Rolls forecasting ‘robust’ helo growth

 - February 21, 2010, 3:51 PM

Turbine-engine manufacturer Rolls-Royce predicted robust growth for the global helicopter market over the next decade at a Heli-Expo press conference yesterday, with total deliveries of more than 16,400 turbine helicopters valued at $146 billion in its 2010 to 2019 forecast horizon. The helicopters will require approximately 26,000 new turbine engines valued at about $12 billion, according to the company.

“Rolls-Royce predicts solid long-term demand in both civil and military helicopter segments,” said Ken Roberts, president of Rolls-Royce Helicopter Engines. “Clearly we saw some shifting of demand to the right, but overall fundamentals of the market remain very, very strong.”

Among the factors cited for the projected growth are improving civil market fundamentals and a growing need for more vertical-lift capability among the world’s armed forces. Demand for replacements of retired and aging helicopters, the growth of demand in emerging markets and projected hiring within the industry are other factors the company noted in assembling the forecast.

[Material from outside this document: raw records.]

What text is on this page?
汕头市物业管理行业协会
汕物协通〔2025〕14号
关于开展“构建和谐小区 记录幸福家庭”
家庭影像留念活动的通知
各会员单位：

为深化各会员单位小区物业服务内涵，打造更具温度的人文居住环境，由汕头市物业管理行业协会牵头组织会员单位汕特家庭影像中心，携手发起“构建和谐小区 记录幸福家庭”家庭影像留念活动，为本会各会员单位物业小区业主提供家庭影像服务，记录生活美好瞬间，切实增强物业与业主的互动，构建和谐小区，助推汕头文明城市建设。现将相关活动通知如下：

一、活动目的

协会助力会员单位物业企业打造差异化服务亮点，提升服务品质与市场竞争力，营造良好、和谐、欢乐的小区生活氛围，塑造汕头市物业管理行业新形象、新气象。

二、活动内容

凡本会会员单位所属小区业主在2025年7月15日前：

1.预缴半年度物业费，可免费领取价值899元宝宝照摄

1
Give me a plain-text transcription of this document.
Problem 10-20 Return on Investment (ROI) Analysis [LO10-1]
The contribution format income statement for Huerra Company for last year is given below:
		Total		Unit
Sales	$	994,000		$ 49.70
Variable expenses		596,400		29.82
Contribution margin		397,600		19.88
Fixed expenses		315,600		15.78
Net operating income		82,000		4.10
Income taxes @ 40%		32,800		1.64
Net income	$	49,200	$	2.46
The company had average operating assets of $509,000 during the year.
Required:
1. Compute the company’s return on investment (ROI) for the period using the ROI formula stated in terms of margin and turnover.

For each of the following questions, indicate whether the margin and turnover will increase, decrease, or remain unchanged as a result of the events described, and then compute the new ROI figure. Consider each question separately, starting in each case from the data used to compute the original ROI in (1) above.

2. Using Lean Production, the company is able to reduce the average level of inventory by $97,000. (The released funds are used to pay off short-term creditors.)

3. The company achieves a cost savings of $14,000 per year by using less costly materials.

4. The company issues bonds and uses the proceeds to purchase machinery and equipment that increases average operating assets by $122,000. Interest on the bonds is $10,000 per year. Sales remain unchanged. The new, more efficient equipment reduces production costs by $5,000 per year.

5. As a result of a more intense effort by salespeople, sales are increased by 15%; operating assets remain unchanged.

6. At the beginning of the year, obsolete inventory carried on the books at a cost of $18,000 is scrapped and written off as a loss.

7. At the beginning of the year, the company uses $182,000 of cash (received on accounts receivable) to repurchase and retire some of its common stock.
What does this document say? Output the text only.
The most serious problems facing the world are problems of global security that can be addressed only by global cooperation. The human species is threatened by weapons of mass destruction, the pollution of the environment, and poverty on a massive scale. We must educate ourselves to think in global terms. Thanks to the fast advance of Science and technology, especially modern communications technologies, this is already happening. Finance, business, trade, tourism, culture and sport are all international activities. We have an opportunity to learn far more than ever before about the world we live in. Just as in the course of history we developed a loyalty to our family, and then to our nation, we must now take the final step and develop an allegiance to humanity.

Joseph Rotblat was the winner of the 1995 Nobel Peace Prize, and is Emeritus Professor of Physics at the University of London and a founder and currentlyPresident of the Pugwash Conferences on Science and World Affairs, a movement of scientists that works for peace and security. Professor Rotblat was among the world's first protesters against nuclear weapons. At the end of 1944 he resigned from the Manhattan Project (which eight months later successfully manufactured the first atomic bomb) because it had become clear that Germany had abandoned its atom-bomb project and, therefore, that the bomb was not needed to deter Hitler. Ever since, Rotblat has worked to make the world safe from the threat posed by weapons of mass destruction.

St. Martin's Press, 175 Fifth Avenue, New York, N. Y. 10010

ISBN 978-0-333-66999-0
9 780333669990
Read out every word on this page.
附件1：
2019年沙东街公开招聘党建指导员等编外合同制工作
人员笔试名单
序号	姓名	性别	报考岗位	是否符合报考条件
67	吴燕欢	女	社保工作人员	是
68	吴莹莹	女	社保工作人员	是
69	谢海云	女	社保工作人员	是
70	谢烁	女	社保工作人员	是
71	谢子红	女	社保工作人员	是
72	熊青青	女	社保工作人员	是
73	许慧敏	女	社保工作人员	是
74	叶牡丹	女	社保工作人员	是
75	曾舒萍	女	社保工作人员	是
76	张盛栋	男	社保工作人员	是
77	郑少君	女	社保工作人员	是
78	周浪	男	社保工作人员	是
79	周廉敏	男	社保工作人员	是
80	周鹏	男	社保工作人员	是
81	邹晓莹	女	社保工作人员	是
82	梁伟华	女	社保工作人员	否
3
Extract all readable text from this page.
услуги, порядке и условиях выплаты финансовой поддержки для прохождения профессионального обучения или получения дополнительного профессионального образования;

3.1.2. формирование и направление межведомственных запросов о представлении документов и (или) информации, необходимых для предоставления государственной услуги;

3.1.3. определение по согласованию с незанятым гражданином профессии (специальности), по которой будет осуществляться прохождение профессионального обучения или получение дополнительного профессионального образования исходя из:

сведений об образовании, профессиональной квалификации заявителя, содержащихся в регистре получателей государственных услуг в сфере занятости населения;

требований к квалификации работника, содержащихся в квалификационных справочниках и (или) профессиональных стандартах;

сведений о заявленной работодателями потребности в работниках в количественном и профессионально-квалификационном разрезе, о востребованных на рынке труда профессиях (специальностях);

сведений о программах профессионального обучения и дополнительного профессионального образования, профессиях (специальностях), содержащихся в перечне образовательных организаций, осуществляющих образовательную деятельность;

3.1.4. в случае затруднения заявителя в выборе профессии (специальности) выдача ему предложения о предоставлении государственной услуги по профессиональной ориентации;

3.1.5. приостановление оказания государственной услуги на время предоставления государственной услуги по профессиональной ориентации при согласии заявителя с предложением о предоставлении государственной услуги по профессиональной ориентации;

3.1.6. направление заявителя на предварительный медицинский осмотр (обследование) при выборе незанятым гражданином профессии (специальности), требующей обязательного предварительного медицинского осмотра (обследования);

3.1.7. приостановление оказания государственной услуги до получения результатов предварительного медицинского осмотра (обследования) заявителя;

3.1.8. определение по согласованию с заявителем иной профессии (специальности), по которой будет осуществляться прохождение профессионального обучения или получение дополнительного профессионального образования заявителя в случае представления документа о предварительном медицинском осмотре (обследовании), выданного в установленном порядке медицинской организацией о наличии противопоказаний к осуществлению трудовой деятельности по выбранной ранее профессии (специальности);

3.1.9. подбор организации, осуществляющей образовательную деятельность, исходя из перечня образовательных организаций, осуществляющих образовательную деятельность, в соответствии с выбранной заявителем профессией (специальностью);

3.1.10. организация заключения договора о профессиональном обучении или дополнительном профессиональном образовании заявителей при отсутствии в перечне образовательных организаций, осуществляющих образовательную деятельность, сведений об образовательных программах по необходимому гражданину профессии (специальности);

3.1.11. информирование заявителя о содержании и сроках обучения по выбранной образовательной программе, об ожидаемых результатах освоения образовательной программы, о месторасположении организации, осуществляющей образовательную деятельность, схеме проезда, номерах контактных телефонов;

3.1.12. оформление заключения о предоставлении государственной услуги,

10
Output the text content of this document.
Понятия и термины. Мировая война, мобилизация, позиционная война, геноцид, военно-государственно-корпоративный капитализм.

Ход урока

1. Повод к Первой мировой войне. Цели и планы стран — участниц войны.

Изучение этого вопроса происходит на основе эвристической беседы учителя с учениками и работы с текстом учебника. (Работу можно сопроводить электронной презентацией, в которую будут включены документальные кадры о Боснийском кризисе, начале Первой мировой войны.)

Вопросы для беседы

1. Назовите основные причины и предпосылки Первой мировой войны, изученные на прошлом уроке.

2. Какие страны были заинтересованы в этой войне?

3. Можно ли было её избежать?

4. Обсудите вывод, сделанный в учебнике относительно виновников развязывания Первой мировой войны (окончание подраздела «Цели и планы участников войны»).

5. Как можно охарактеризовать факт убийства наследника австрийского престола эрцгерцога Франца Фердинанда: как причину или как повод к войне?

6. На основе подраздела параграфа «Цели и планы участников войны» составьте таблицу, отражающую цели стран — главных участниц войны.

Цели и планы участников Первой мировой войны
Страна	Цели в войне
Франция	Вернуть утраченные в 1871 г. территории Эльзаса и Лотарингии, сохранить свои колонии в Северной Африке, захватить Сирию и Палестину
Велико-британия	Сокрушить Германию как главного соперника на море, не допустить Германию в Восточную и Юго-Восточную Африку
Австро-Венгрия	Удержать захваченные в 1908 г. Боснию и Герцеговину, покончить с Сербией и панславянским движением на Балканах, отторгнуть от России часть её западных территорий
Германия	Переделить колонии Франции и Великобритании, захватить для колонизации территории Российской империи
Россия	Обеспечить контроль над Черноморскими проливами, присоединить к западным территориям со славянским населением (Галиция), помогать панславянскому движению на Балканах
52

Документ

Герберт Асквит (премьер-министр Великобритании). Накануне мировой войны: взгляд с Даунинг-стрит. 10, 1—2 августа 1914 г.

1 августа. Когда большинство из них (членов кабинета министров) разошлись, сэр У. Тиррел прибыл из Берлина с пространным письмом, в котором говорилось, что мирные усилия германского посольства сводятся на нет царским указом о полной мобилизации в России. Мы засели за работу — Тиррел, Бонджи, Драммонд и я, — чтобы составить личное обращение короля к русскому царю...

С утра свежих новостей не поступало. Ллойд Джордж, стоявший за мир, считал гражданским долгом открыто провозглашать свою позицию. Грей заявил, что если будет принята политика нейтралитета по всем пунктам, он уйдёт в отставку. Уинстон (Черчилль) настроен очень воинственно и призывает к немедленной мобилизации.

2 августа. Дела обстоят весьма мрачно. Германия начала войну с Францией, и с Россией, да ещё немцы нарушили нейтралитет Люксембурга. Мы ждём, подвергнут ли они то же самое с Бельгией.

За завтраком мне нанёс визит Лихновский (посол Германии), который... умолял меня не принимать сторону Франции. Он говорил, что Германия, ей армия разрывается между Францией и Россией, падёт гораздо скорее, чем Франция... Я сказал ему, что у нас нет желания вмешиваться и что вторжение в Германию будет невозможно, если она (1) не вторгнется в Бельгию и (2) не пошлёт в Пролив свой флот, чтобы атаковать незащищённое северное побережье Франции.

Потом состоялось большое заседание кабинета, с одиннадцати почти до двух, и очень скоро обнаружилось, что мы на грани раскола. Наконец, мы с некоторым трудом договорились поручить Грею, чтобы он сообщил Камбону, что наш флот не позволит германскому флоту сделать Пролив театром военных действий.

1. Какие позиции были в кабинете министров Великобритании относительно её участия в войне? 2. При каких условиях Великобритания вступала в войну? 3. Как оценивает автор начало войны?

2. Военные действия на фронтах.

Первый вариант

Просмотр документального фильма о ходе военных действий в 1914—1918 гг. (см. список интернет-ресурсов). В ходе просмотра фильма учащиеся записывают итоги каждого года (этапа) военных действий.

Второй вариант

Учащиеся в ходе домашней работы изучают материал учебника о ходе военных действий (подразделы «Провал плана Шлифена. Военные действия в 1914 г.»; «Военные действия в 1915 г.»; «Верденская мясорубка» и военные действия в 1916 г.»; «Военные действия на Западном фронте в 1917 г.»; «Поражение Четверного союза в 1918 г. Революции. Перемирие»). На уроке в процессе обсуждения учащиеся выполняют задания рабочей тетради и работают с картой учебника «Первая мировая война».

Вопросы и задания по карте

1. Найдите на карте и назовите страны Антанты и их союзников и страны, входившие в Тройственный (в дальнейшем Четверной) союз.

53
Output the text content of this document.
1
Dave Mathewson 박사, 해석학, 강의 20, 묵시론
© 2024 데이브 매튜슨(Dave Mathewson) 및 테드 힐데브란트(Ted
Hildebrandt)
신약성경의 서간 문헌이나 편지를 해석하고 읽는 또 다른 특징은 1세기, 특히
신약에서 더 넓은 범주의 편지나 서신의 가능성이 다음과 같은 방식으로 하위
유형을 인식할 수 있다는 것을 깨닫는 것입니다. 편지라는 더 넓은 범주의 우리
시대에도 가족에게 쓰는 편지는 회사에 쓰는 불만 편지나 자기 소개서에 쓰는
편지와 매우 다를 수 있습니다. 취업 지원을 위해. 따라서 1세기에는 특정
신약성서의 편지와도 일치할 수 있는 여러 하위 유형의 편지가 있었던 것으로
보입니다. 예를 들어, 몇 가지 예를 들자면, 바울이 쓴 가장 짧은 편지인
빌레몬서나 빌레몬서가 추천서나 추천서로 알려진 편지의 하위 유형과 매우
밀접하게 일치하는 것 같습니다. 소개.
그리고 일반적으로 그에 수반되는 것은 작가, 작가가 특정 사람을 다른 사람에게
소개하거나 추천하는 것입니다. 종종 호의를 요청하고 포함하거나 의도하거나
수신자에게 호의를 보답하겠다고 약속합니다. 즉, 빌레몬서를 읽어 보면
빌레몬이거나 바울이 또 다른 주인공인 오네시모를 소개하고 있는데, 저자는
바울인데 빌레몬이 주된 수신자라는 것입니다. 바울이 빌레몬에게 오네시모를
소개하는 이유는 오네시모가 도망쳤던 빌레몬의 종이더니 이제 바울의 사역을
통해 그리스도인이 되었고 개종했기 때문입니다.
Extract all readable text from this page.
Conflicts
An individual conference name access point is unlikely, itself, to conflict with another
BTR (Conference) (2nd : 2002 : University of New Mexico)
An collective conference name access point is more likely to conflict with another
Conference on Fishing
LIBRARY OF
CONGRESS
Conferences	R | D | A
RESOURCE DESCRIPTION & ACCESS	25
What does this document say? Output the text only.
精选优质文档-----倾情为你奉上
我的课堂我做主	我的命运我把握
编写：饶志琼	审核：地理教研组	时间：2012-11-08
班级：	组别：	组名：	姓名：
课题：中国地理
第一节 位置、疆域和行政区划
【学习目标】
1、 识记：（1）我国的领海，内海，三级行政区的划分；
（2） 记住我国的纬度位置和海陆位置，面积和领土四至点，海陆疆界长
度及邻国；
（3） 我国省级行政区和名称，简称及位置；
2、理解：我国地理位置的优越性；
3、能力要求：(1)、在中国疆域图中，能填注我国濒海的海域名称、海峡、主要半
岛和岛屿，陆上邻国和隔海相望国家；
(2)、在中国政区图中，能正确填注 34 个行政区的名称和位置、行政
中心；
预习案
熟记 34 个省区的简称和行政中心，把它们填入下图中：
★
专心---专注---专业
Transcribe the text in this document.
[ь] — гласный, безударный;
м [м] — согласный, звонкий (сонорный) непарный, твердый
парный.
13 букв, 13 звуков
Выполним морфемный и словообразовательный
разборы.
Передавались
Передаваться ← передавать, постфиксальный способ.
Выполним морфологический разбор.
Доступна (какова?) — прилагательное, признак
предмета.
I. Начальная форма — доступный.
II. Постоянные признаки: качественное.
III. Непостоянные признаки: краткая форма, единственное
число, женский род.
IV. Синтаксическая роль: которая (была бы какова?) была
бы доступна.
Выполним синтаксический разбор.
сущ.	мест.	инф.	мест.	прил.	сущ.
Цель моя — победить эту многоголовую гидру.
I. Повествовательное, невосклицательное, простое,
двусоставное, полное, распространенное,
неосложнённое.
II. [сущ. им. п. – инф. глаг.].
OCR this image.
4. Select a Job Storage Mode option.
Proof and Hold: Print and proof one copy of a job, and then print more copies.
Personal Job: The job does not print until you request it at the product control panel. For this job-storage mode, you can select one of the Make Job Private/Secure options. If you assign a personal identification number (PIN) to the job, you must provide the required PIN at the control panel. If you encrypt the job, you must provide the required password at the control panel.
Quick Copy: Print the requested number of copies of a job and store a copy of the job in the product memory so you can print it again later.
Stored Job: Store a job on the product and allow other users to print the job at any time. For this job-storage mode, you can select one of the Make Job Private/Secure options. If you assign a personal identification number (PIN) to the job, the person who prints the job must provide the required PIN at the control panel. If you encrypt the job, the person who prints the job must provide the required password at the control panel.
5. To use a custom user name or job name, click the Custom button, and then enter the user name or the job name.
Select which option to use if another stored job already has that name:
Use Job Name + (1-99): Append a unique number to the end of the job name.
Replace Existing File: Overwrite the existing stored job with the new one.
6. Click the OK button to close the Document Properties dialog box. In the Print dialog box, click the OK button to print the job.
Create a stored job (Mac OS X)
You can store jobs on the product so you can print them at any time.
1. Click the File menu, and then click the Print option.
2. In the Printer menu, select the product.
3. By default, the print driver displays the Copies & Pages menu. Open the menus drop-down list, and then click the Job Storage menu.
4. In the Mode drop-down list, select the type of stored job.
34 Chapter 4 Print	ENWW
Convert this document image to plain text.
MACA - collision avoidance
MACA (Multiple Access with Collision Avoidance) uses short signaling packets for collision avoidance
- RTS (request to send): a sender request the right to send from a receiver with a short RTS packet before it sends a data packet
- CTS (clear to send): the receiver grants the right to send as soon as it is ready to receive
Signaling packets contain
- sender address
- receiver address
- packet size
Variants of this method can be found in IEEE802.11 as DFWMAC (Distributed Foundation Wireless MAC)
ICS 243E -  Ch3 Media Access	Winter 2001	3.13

Rolls-Royce foresees sales of about 10,300 civil helicopters with an airframe value of about $38 billion and engine value of $4.2 billion during the period, while military deliveries are predicted to total about 6,100 helicopters with an airframe value of about $108 billion and an engine value of some $7.7 billion. Sales are expected to peak at about 1,800 units annually in 2014 and 2015. Medium helicopter engines will lead sales during the forecast period with about 7,500 units, followed by singles with 7,000 units, light twins (5,100), intermediate (4,000) and heavy (1,800).

In the near term, growth in the civil market is expected to be modest, especially in new entry-level turbine helicopters.

“The rotorcraft market will continue to be counterbalanced by offsetting civil and military requirements, and stronger macroeconomic conditions are expected to result in increased demand in the future,” Roberts said.

Rolls-Royce’s annual forecast is a closely watched industry barometer, and its upbeat assessment is sure to be welcomed after a sluggish 2009. However, this year’s prognostications aren’t far off last year’s, which predicted strong demand to resume by 2013.

Rolls-Royce, whose engines are used in helicopters made by more than one dozen helicopter manufacturers, expects to be a major beneficiary of the demand. At the press conference, Roberts reviewed some of the milestones of the company and its future development plans. However, while stressing the company’s ongoing push for technological refinement, Roberts said the company will also emphasize customer support.

“None of it matters unless you get the customer interface right,” Roberts said. “The customers’ experience with the product over the long term will sustain the company’s success.”